- Russia, Saudi Record Cuts Fail to Lift Oil Prices
The globally anticipated meeting between giants oil producers, Saudi Arabia and Russia, failed to lift oil prices despite announcing a record production cuts.
On Thursday, OPEC plus tentatively agreed to cap production by around 10 million barrels per day in May and June, according to delegates.
Saudi Arabia and Russia, the two biggest producers of the group, agreed to reduce production to around 8.5 million barrels per day each and other members agreed to cut oil production by 23 percent.
However, this failed to lift oil prices as traders put the total drop in crude demand at around 35 million barrels a day. Indicating that global oil glut remains about 25 million barrels per day despite the almost 10 percent reduction.
The brent crude oil, against which Nigerian oil is measured, declined from $36 per barrel on Thursday during the Asian trading session to $31.96 a barrel after the virtual meeting.
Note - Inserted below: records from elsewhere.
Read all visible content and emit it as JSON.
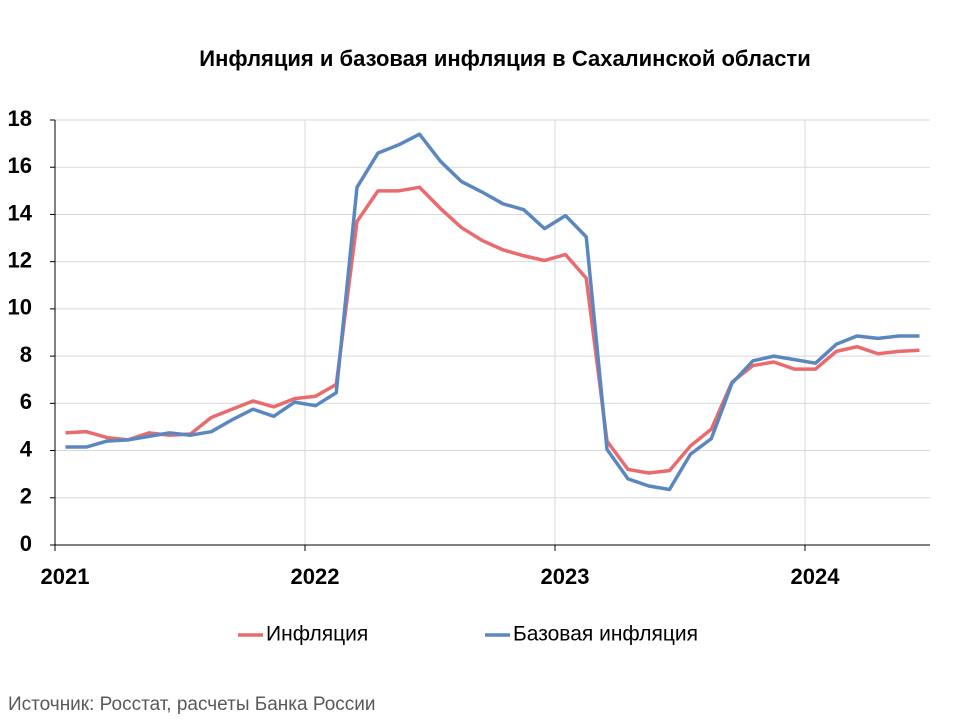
{
  "chart_data": {
    "type": "line",
    "title": "Инфляция и базовая инфляция в Сахалинской области",
    "source": "Источник: Росстат, расчеты Банка России",
    "x": [
      2021.042,
      2021.125,
      2021.208,
      2021.292,
      2021.375,
      2021.458,
      2021.542,
      2021.625,
      2021.708,
      2021.792,
      2021.875,
      2021.958,
      2022.042,
      2022.125,
      2022.208,
      2022.292,
      2022.375,
      2022.458,
      2022.542,
      2022.625,
      2022.708,
      2022.792,
      2022.875,
      2022.958,
      2023.042,
      2023.125,
      2023.208,
      2023.292,
      2023.375,
      2023.458,
      2023.542,
      2023.625,
      2023.708,
      2023.792,
      2023.875,
      2023.958,
      2024.042,
      2024.125,
      2024.208,
      2024.292,
      2024.375,
      2024.458
    ],
    "series": [
      {
        "name": "Инфляция",
        "color": "#e96b6e",
        "values": [
          4.75,
          4.8,
          4.55,
          4.45,
          4.75,
          4.65,
          4.7,
          5.4,
          5.75,
          6.1,
          5.85,
          6.2,
          6.3,
          6.8,
          13.7,
          15.0,
          15.0,
          15.15,
          14.25,
          13.45,
          12.9,
          12.5,
          12.25,
          12.05,
          12.3,
          11.3,
          4.4,
          3.2,
          3.05,
          3.15,
          4.2,
          4.9,
          6.9,
          7.6,
          7.75,
          7.45,
          7.45,
          8.2,
          8.4,
          8.1,
          8.2,
          8.25
        ]
      },
      {
        "name": "Базовая инфляция",
        "color": "#5b87c0",
        "values": [
          4.15,
          4.15,
          4.4,
          4.45,
          4.6,
          4.75,
          4.65,
          4.8,
          5.3,
          5.75,
          5.45,
          6.05,
          5.9,
          6.45,
          15.15,
          16.6,
          16.95,
          17.4,
          16.25,
          15.4,
          14.95,
          14.45,
          14.2,
          13.4,
          13.95,
          13.05,
          4.05,
          2.8,
          2.5,
          2.35,
          3.85,
          4.5,
          6.85,
          7.8,
          8.0,
          7.85,
          7.7,
          8.5,
          8.85,
          8.75,
          8.85,
          8.85
        ]
      }
    ],
    "xlim": [
      2021,
      2024.5
    ],
    "xticks": [
      2021,
      2022,
      2023,
      2024
    ],
    "ylim": [
      0,
      18
    ],
    "yticks": [
      0,
      2,
      4,
      6,
      8,
      10,
      12,
      14,
      16,
      18
    ],
    "grid": true,
    "legend": "bottom"
  }
}
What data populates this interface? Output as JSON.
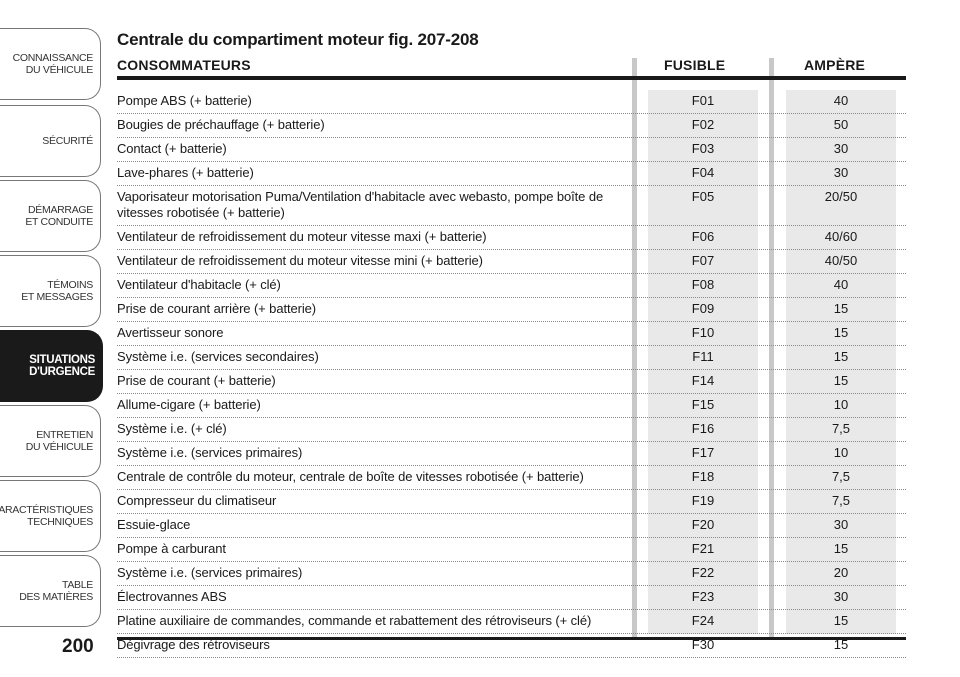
{
  "sidebar": {
    "tabs": [
      {
        "label": "CONNAISSANCE\nDU VÉHICULE",
        "active": false
      },
      {
        "label": "SÉCURITÉ",
        "active": false
      },
      {
        "label": "DÉMARRAGE\nET CONDUITE",
        "active": false
      },
      {
        "label": "TÉMOINS\nET MESSAGES",
        "active": false
      },
      {
        "label": "SITUATIONS\nD'URGENCE",
        "active": true
      },
      {
        "label": "ENTRETIEN\nDU VÉHICULE",
        "active": false
      },
      {
        "label": "CARACTÉRISTIQUES\nTECHNIQUES",
        "active": false
      },
      {
        "label": "TABLE\nDES MATIÈRES",
        "active": false
      }
    ],
    "page_number": "200"
  },
  "main": {
    "title": "Centrale du compartiment moteur fig. 207-208",
    "headers": {
      "consommateurs": "CONSOMMATEURS",
      "fusible": "FUSIBLE",
      "ampere": "AMPÈRE"
    },
    "rows": [
      {
        "desc": "Pompe ABS (+ batterie)",
        "fus": "F01",
        "amp": "40"
      },
      {
        "desc": "Bougies de préchauffage (+ batterie)",
        "fus": "F02",
        "amp": "50"
      },
      {
        "desc": "Contact (+ batterie)",
        "fus": "F03",
        "amp": "30"
      },
      {
        "desc": "Lave-phares (+ batterie)",
        "fus": "F04",
        "amp": "30"
      },
      {
        "desc": "Vaporisateur motorisation Puma/Ventilation d'habitacle avec webasto, pompe boîte de vitesses robotisée (+ batterie)",
        "fus": "F05",
        "amp": "20/50",
        "tall": true
      },
      {
        "desc": "Ventilateur de refroidissement du moteur vitesse maxi (+ batterie)",
        "fus": "F06",
        "amp": "40/60"
      },
      {
        "desc": "Ventilateur de refroidissement du moteur vitesse mini (+ batterie)",
        "fus": "F07",
        "amp": "40/50"
      },
      {
        "desc": "Ventilateur d'habitacle (+ clé)",
        "fus": "F08",
        "amp": "40"
      },
      {
        "desc": "Prise de courant arrière (+ batterie)",
        "fus": "F09",
        "amp": "15"
      },
      {
        "desc": "Avertisseur sonore",
        "fus": "F10",
        "amp": "15"
      },
      {
        "desc": "Système i.e. (services secondaires)",
        "fus": "F11",
        "amp": "15"
      },
      {
        "desc": "Prise de courant (+ batterie)",
        "fus": "F14",
        "amp": "15"
      },
      {
        "desc": "Allume-cigare (+ batterie)",
        "fus": "F15",
        "amp": "10"
      },
      {
        "desc": "Système i.e. (+ clé)",
        "fus": "F16",
        "amp": "7,5"
      },
      {
        "desc": "Système i.e. (services primaires)",
        "fus": "F17",
        "amp": "10"
      },
      {
        "desc": "Centrale de contrôle du moteur, centrale de boîte de vitesses robotisée (+ batterie)",
        "fus": "F18",
        "amp": "7,5"
      },
      {
        "desc": "Compresseur du climatiseur",
        "fus": "F19",
        "amp": "7,5"
      },
      {
        "desc": "Essuie-glace",
        "fus": "F20",
        "amp": "30"
      },
      {
        "desc": "Pompe à carburant",
        "fus": "F21",
        "amp": "15"
      },
      {
        "desc": "Système i.e. (services primaires)",
        "fus": "F22",
        "amp": "20"
      },
      {
        "desc": "Électrovannes ABS",
        "fus": "F23",
        "amp": "30"
      },
      {
        "desc": "Platine auxiliaire de commandes, commande et rabattement des rétroviseurs (+ clé)",
        "fus": "F24",
        "amp": "15"
      },
      {
        "desc": "Dégivrage des rétroviseurs",
        "fus": "F30",
        "amp": "15"
      }
    ]
  }
}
The US West Texas Intermediate declined to $23.42 barrel, down from $28.31 per barrel.
All attention is now on the G20 energy ministers’ meeting scheduled for Friday. One of OPEC plus delegates said the cartel expects about 5 million barrels per day reduction from the group, adding that the OPEC still plans to cut more even if the group does not join the cartel’s agreement.
“Covid-19 is an unseen beast that seems to be impacting everything in its path,” Mohammad Barkindo, secretary-general of the Organization of Petroleum Exporting Countries, said in a speech at the online gathering. “The supply and demand fundamentals are horrifying” and the expected oversupply, particularly in the second quarter, is “beyond anything we have seen before.”
Barkindo estimated global oil surplus in the second quarter at about 14.7 million and urged other global oil producers to join OPEC in reducing global oil glut.